Did anyone in Austin research this issue? Granted, this happened before Rick Perry’s wizard behind the curtain gave him his new eyeglasses intended to make him look like a studious simpleton and not just your run-of-the-mill brainless politician. Nevertheless, someone could have read the research performed by the National Fire Protection Agency, the Underwriter’s Laboratories, the Insurance Research Council, the Fire Suppression Systems Association, et al. The top statistics at the time looked like this:

 

(1) 85% of fire deaths in the U.S. occur in the home. See: http://www.cdc.gov/homeandrecreationalsafety/fire-prevention/fires-factsheet.html

 

(2) Fire sprinklers, when used in combination with smoke alarms, reduce the risk of fire deaths by 83%. See: http://www.nfpa.org/~/media/Files/Research/Research%20Foundation/sprinklerimpactfactsheet.pdf

 

(3) Fire hoses used by firefighters use 850% more water to suppress the same fire than fire sprinkler systems do. This is important in a state where water is becoming scarce. See: http://www.homefiresprinkler.org/newsletter/fall10/article5.html

 

(4) New, engineered building materials are lighter in weight than traditional sawn lumber. These members burn faster and fail structurally at a much more rapid rate. Fires now regularly flash over before the fire department personnel can even arrive on the scene.

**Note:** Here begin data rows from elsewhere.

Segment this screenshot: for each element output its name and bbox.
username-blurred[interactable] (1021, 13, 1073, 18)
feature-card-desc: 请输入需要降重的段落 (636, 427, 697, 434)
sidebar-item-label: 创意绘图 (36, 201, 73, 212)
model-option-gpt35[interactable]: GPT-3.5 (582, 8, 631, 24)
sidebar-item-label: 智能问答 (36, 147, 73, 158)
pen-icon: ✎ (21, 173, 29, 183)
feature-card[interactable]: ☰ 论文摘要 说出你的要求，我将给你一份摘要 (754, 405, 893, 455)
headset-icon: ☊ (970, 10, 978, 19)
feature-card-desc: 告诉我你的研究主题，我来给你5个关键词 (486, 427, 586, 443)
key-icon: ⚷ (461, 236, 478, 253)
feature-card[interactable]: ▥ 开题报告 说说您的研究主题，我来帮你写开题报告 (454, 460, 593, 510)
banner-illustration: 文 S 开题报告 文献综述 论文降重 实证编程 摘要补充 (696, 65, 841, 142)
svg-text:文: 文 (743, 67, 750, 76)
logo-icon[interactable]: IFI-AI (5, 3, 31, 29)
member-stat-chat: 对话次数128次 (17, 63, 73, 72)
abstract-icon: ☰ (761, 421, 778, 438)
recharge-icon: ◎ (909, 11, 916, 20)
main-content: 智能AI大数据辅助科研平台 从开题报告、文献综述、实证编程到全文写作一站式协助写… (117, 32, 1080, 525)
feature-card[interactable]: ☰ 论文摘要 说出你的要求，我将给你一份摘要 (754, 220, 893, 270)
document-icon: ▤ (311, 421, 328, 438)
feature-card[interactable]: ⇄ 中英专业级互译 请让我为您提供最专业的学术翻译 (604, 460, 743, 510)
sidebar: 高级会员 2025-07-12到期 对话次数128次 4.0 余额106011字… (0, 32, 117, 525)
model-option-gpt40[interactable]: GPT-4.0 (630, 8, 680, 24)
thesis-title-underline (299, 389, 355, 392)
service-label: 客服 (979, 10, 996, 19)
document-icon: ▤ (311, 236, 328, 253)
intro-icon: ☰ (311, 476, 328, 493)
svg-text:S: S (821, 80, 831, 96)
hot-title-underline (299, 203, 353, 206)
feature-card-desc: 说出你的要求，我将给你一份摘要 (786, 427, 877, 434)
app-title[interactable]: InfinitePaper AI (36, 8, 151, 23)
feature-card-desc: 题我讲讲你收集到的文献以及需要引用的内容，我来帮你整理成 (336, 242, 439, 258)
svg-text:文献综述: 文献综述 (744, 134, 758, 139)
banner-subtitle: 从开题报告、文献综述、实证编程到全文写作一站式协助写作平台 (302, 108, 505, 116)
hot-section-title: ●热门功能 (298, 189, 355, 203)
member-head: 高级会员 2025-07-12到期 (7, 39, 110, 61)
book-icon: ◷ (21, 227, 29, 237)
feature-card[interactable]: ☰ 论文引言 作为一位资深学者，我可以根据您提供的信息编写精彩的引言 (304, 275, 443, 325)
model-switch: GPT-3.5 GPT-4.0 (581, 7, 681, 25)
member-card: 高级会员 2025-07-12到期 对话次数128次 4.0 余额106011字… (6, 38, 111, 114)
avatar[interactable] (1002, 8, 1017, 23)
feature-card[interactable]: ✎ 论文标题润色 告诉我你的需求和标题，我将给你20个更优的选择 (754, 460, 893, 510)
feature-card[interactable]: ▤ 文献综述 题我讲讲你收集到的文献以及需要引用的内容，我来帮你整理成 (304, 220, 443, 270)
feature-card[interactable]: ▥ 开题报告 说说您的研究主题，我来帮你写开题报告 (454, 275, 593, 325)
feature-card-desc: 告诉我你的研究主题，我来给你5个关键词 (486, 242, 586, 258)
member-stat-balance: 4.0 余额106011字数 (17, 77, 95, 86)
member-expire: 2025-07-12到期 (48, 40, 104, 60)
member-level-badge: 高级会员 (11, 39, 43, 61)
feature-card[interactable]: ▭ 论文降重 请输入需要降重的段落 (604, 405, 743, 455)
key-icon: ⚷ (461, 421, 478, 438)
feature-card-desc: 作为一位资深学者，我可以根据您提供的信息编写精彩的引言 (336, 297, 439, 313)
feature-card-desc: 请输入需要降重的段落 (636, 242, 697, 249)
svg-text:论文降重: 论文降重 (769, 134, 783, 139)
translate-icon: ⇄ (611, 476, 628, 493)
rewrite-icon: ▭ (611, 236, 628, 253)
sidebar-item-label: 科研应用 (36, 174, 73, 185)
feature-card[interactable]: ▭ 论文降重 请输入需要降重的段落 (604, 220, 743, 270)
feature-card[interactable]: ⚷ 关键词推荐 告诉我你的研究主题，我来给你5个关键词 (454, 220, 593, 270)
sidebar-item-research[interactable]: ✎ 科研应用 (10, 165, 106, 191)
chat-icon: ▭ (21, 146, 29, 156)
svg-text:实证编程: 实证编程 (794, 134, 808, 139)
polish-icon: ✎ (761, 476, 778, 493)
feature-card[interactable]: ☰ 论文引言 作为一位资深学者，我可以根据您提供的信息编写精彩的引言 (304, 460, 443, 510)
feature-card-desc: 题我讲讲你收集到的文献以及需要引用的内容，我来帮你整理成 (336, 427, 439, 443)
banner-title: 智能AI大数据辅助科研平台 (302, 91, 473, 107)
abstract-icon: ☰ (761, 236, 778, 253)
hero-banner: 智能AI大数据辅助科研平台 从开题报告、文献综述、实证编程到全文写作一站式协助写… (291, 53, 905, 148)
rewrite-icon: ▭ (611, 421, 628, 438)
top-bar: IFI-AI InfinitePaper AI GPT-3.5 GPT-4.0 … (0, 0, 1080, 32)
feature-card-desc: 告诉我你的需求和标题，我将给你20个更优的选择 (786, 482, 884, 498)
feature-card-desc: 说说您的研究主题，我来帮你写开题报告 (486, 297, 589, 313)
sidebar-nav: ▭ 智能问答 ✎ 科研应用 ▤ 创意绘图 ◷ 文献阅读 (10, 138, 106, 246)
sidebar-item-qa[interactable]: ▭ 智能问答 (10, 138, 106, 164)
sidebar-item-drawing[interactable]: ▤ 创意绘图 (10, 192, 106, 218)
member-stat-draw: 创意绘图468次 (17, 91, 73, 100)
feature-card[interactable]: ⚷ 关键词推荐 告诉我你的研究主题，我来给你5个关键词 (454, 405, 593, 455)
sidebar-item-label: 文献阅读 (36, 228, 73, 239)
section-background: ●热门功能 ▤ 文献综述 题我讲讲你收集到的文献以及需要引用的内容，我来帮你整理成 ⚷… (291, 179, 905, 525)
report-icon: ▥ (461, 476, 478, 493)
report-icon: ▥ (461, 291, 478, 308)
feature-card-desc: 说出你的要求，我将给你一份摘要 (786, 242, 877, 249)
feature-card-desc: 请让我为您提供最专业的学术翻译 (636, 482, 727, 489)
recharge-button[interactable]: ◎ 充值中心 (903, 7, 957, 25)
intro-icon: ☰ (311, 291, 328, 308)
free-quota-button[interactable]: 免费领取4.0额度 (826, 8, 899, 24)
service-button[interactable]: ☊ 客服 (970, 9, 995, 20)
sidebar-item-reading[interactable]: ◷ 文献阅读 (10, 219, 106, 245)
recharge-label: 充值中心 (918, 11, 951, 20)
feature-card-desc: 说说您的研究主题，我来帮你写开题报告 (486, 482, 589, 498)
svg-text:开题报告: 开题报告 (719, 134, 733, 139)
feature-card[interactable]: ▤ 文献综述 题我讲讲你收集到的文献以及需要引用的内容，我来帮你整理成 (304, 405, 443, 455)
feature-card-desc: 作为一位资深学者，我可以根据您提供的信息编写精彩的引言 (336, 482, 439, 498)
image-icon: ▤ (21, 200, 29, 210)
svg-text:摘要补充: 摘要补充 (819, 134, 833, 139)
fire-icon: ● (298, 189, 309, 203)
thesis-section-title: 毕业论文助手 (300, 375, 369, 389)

See: http://newscience.ul.com/wp-content/uploads/sites/30/2014/04/Analysis_of_Changing_Residential_Fire_Dynamics_and_Its_Implications_on_Firefighter_Operational_Timeframes.pdf

 

https://www.youtube.com/watch?v=CXZQWQfI1iU

 

No, the only statistics that were reviewed were the bloated and inaccurate estimates by the National Association of Homebuilders that fire sprinklers would cost an additional $2.94 per square foot to install in new houses. The actual figure at the time was $1.61 per square foot. See: http://www.nfpa.org/~/media/Files/Research/Research%20Foundation/Research%20Foundation%20reports/Suppression/HomeFireSprinklerCostAssessment2013.pdf

This would add a mere $4K to the average 2500 s.f. house. And, it is even less today. The average cost per s.f. is $1.35 or $3375 for a 2500 s.f. house. It is easy to spend that much on cheap Venetian blinds. Let’s agree not to even discuss those ubiquitous and passé granite countertops, or the downright counterintuitive (read harebrained) ideas like wood floors in kitchens and bathrooms.  But wait, the builders charge a 300% markup on upgrades like these. They simply cannot charge for mandated safety systems like fire sprinklers. No profit, no interest.

 

Larger houses, townhouses, and condominiums in most North Texas metropolitan areas are required by local codes to have sprinklers anyway. So, the folks not being protected are the average homebuyers, like you.

 

You can bet that most of the meaningful statistics researched by Perry’s people were in the form of reading the checks sent to the right places (Rick Perry’s re-election campaign(s), by folks like HOMEPAC, the political action arm of the Texas Association of Builders (TAB) and the Associated Builders and Contractors of Texas PAC.

 

Money talks. Rick’s got his eyes on Washington, is not running for governor again (thankfully), and he and his big builder buddies could not care less if Texans burn.